One day in the heat of battle, a friend of my grandfather was severely injured, shot while fighting next to my grandfather. My grandfather picked him up and carried him on his back and tried to take him to shelter, but another enemy bullet shot his friend from Dolgellau dead whilst on my grandfather's back. My grandfather, surprisingly, survived. But as the battle continued over the bloody fields of Flanders and France, my grandfather was poisoned by the mustard gas. He was among these deadly fumes, and his feet rotted as he stood in the water-filled, blood-filled trenches, facing the remains of bodies on the barbed wire.
Miraculously, my grandfather survived, or I wouldn't be here, but he barely spoke of his horrific experiences and all the suffering. It was a silent remembrance for my grandfather, so different to the fate of Hedd Wyn, the poet of the black chair in the Birkenhead Eisteddfod of 1917. Hedd Wyn, the poet and farmer from Trawsfynydd, won the chair that year at that Eisteddfod, but he had been killed at Pilckem Ridge in the battle of Passchendaele on 31 July 1917—a month before the Eisteddfod, but after he had sent his awdl Yr Arwr into that Eisteddfod. The day of the chairing at the 1917 National Eisteddfod arrived, in September, and David Lloyd George, the British Prime Minister, was in the audience on that day. But despite the name of the poet being called, the chair remained empty and a black cloth was placed over that chair, with tears flowing as everyone learnt of the fate of the winning poet.
Yes, we remember. Hedd Wyn joined the army so that his younger brother could avoid conscription. Today, the home of Hedd Wyn, Yr Ysgwrn in Trawsfynydd, has been restored and stands as it was in 1917 so that we can remember the sacrifice of that young generation. Hedd Wyn, who left a whole host of excellent poetry, was killed at 30 years of age.
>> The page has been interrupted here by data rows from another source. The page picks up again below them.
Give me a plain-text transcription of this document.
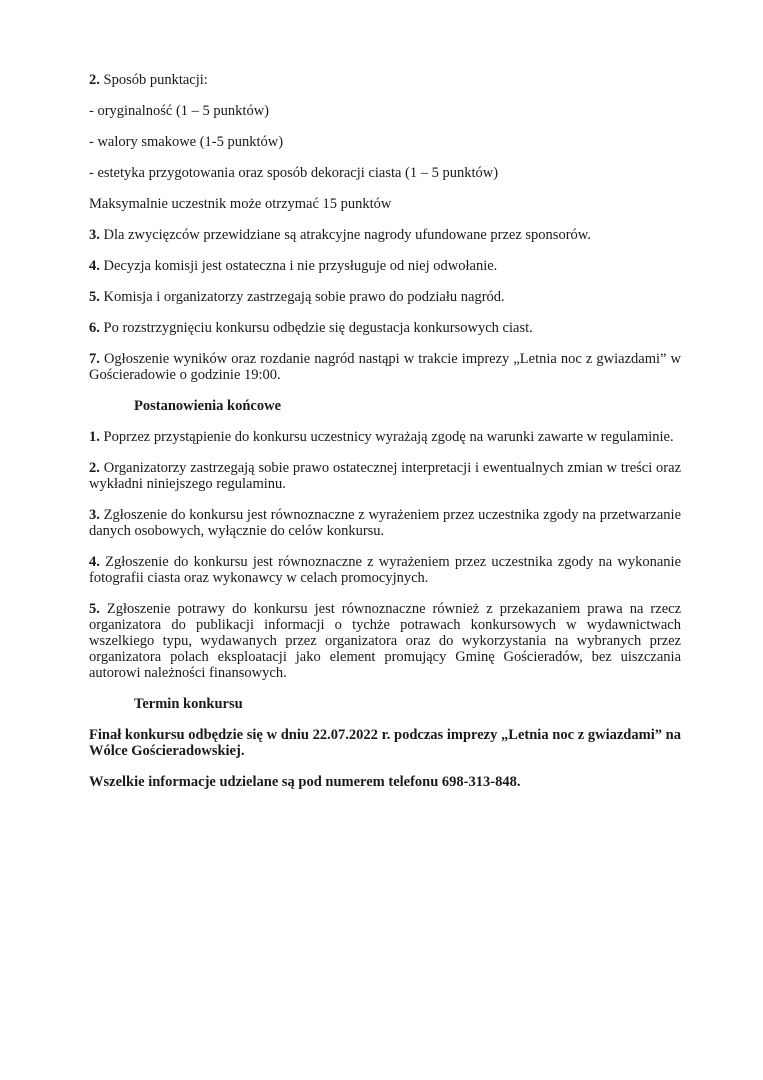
2. Sposób punktacji:

- oryginalność (1 – 5 punktów)

- walory smakowe (1-5 punktów)

- estetyka przygotowania oraz sposób dekoracji ciasta (1 – 5 punktów)

Maksymalnie uczestnik może otrzymać 15 punktów

3. Dla zwycięzców przewidziane są atrakcyjne nagrody ufundowane przez sponsorów.

4. Decyzja komisji jest ostateczna i nie przysługuje od niej odwołanie.

5. Komisja i organizatorzy zastrzegają sobie prawo do podziału nagród.

6. Po rozstrzygnięciu konkursu odbędzie się degustacja konkursowych ciast.

7. Ogłoszenie wyników oraz rozdanie nagród nastąpi w trakcie imprezy „Letnia noc z gwiazdami” w Gościeradowie o godzinie 19:00.

Postanowienia końcowe

1. Poprzez przystąpienie do konkursu uczestnicy wyrażają zgodę na warunki zawarte w regulaminie.

2. Organizatorzy zastrzegają sobie prawo ostatecznej interpretacji i ewentualnych zmian w treści oraz wykładni niniejszego regulaminu.

3. Zgłoszenie do konkursu jest równoznaczne z wyrażeniem przez uczestnika zgody na przetwarzanie danych osobowych, wyłącznie do celów konkursu.

4. Zgłoszenie do konkursu jest równoznaczne z wyrażeniem przez uczestnika zgody na wykonanie fotografii ciasta oraz wykonawcy w celach promocyjnych.

5. Zgłoszenie potrawy do konkursu jest równoznaczne również z przekazaniem prawa na rzecz organizatora do publikacji informacji o tychże potrawach konkursowych w wydawnictwach wszelkiego typu, wydawanych przez organizatora oraz do wykorzystania na wybranych przez organizatora polach eksploatacji jako element promujący Gminę Gościeradów, bez uiszczania autorowi należności finansowych.

Termin konkursu

Finał konkursu odbędzie się w dniu 22.07.2022 r. podczas imprezy „Letnia noc z gwiazdami” na Wólce Gościeradowskiej.

Wszelkie informacje udzielane są pod numerem telefonu 698-313-848.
I will conclude with his poem War:
'Why must I live in this grim age / When, to a far horizon, God / Has ebbed away, and man, with rage / Now wields the sceptre and the rod? / Man raised his sword, once God had gone, / To slay his brother, and the roar / Of battlefields now casts upon / Our homes the shadow of the war. / The harps to which we sang are hung / On willow boughs, and their refrain / Drowned by the anguish of the young / Whose blood is mingled with the rain.'
We will remember the sacrifice of my grandfather's generation.